Le statue che rappresentano Rahotep e Nofret sono realizzate in pietra calcarea stuccata e sono di forma rotonda e sono ora conservate al Museo Egizio del Cairo. Questi pezzi sono diventati grandi pietre miliari nella storia dell’arte per il loro grande realismo e perfezione formale. Le sculture della coppia non formano un gruppo scultoreo, ma sono due singole statue che misurano circa 120 centimetri ciascuna e sono rappresentate in posizione seduta, su una specie di trono dipinto di bianco su cui sono stati scritti i loro nomi e titoli. Entrambe le statue conservano in modo spettacolare la policromia originaria e i loro occhi, realizzati in quarzo bianco e cristallo di rocca, fissano lo spettatore.Entrambi hanno la mano destra flessa sul petto e la sinistra sulla coscia, nel caso di Rahotep, a pugno chiuso. Il colore della pelle di ciascuno di loro risponde alle convenzioni artistiche dell’epoca: gli uomini si dipingevano un tono più scuro e le donne, un colore molto più chiaro, quasi giallastro. Rahotep indossa un corto kilt bianco e Nofret un abito aderente senza spalline allacciato con una specie di mantello, tutto bianco. Rahotep sfoggia baffi sottili e ordinati e guance rasate, e un bel ciondolo bianco è appeso al collo. Da parte sua, Nofret indossa una parrucca corta ornata da un diadema di rosette e un’ampia collana. Entrambi hanno gli occhi dipinti con kohle vanno scalzi, con i piedi posti su una specie di sgabello. Nofret è mostrata come una signora di rango vestita alla moda. Rahotep, vestito in modo semplice, si distingue soprattutto per la fermezza dell’espressione e del gesto, e per la sua innegabile virilità.

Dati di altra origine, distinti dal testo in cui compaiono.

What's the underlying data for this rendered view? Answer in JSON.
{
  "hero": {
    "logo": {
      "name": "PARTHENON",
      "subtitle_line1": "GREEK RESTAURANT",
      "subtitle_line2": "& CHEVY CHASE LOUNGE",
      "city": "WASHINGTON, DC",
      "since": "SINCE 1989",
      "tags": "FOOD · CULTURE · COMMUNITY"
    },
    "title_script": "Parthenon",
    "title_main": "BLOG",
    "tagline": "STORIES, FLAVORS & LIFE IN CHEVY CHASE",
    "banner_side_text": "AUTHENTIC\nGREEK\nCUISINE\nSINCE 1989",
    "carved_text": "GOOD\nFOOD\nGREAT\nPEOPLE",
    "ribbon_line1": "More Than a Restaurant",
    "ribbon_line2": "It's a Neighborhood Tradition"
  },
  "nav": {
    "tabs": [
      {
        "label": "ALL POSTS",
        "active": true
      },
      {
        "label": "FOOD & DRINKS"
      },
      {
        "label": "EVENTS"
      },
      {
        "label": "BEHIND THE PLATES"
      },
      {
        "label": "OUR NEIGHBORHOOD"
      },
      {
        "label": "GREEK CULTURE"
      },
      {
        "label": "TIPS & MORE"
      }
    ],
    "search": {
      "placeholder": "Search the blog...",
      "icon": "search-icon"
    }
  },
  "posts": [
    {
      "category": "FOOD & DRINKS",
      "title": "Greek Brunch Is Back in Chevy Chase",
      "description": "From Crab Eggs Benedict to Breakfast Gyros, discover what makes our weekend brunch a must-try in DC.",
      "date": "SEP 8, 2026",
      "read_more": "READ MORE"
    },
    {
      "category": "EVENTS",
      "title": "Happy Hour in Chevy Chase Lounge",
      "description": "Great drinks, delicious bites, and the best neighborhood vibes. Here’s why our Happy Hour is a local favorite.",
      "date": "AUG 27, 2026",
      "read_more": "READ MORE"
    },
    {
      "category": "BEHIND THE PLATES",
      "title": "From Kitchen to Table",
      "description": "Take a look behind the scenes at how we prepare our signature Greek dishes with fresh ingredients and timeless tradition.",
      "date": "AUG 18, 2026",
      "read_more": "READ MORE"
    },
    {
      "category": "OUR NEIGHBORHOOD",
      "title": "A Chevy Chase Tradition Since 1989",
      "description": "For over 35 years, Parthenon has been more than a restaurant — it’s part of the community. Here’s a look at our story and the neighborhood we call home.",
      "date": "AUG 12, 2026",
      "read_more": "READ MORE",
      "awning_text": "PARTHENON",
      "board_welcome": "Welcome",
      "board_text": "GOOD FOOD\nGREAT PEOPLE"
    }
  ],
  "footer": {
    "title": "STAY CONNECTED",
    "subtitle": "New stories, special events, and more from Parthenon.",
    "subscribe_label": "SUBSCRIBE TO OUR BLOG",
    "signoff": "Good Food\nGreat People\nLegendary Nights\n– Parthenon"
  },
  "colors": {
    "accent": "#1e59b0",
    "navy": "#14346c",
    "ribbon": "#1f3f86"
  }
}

Ma stranamente, queste incredibili statue non erano destinate ad essere ammirate dallo spettatore, come accade oggi con qualsiasi opera d’arte. Si tratta infatti di due sculture funerarie progettate per non essere viste da nessuno. Mai. La loro funzione era magica e servivano affinché il ka (una delle cinque parti che costituivano l’anima del defunto per gli antichi egizi) potesse incarnarsi in esse nel caso le mummie fossero danneggiate o deteriorate. Dovevano infatti rimanere nascosti per l’eternità, accompagnando i corpi imbalsamati delle persone che rappresentavano. Ma i ladri di tombe e il passare dei secoli, come in tanti altri casi, lo resero impossibile.Nonostante le vicissitudini del tempo, entrambe le statue rimasero nascoste nella tomba di Meidum, impassibili, osservando il corso degli eventi, finché non furono scoperte dal gruppo di Mariette. L’oscurità del luogo e il peso dei millenni hanno contribuito a far esplodere la fantasia dei primi che li hanno rivisti tanti secoli dopo. Oggi occupano un posto privilegiato nel Museo Egizio del Cairo (dove proseguiranno prima di iniziare il viaggio verso la loro nuova sede nel Grande Museo Egizio che sarà presto inaugurato nella capitale egiziana), da dove continuano a guardare lo spettatore impassibile, che ora non teme più il suo sguardo profondo e limpido, ma si arrende meravigliata alla sua bellezza eterna e immutabile.